Hello, I'm not sure what to write here as my head is just a total mess.
My dear mum was diagnosed with stage 4 Glioblastoma Multiforme yesterday. We was told it was inoperable and at best radiotherapy would give her a few months at best, without she has 3-6 months.
4 weeks ago my 74 year old mum who has ALWAYS lived a good, healthy, honest Christian life was doing things like cycling across Oxfordshire for charity and sponsored walks. She has never smoked, doesn't drink, would help anyone who needs it without battering an eyelid and as I mentioned was ridiculously active (nobody she met ever believed she was in her 70s)
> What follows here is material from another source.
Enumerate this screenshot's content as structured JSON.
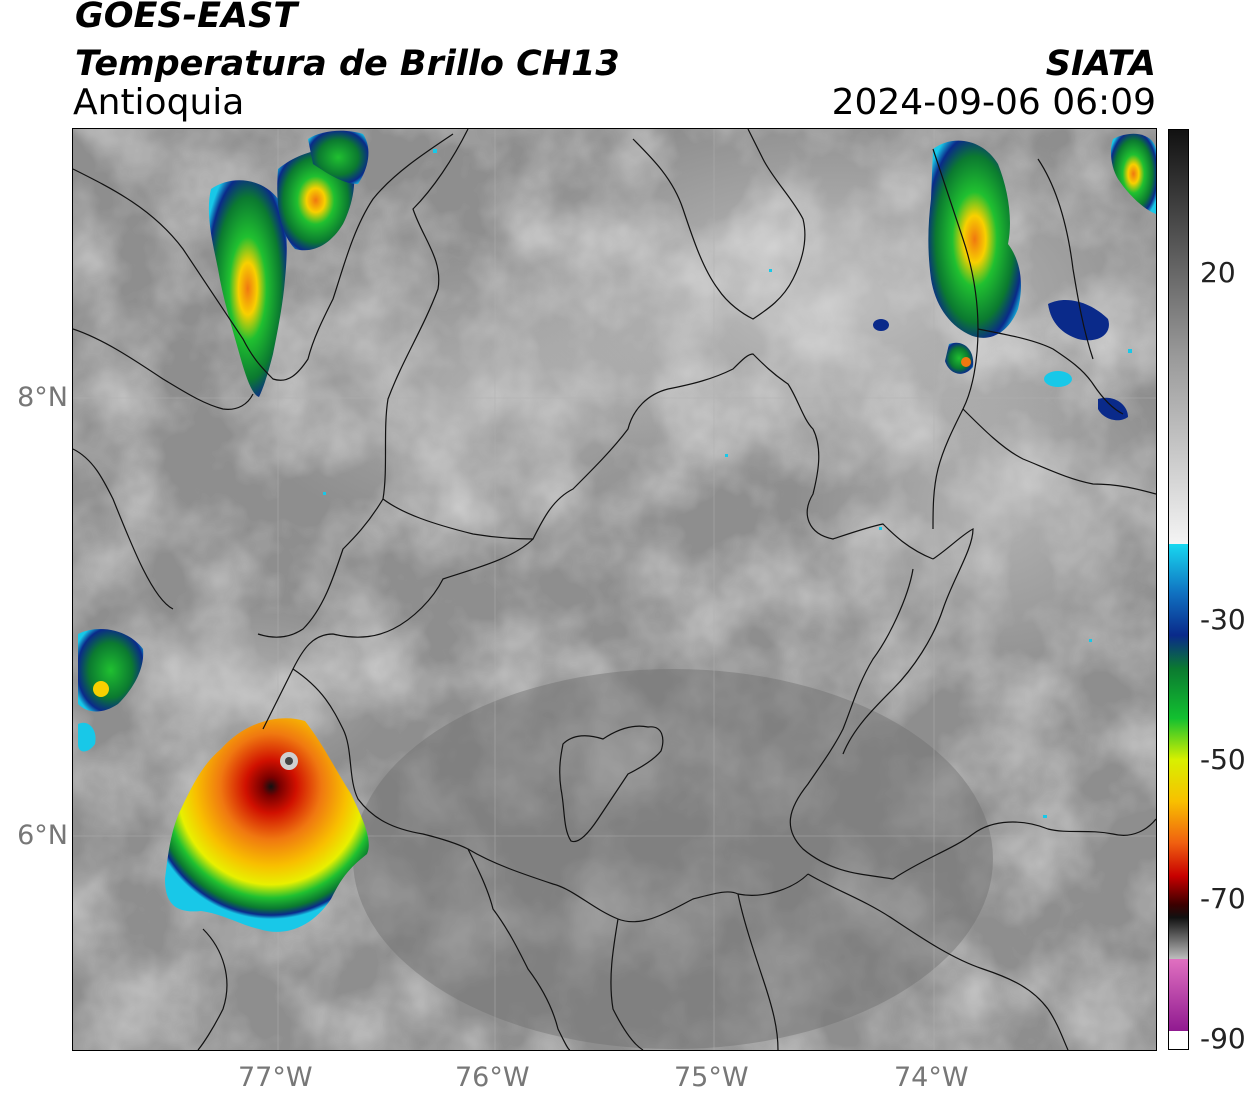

Today she is a shell of her former self, she has got old all of a sudden yet she is still my mum as I know and love her.
How do I digest (as I look at her laughing, singing, breathing etc) accept that in a few months she will no longer be here?
My heart is truly broken, my world been turned upside down and I simply cannot handle the pain I am feeling.
We have no history of cancer at all, she is the first in our bloodline and it's just so unfair!
I have a lot to face over the coming week with palliative care being put in place, I will be her primary carer as I need to be aswell as want to be however I have no clue what the next few months will bring. Will she suffer, will she be in pain, as she has refused treatment will all her care be from home (as in the nurses will tend to her while she's in her own bed) or is a hospital inevitable.
I have so many questions but don't know where to start.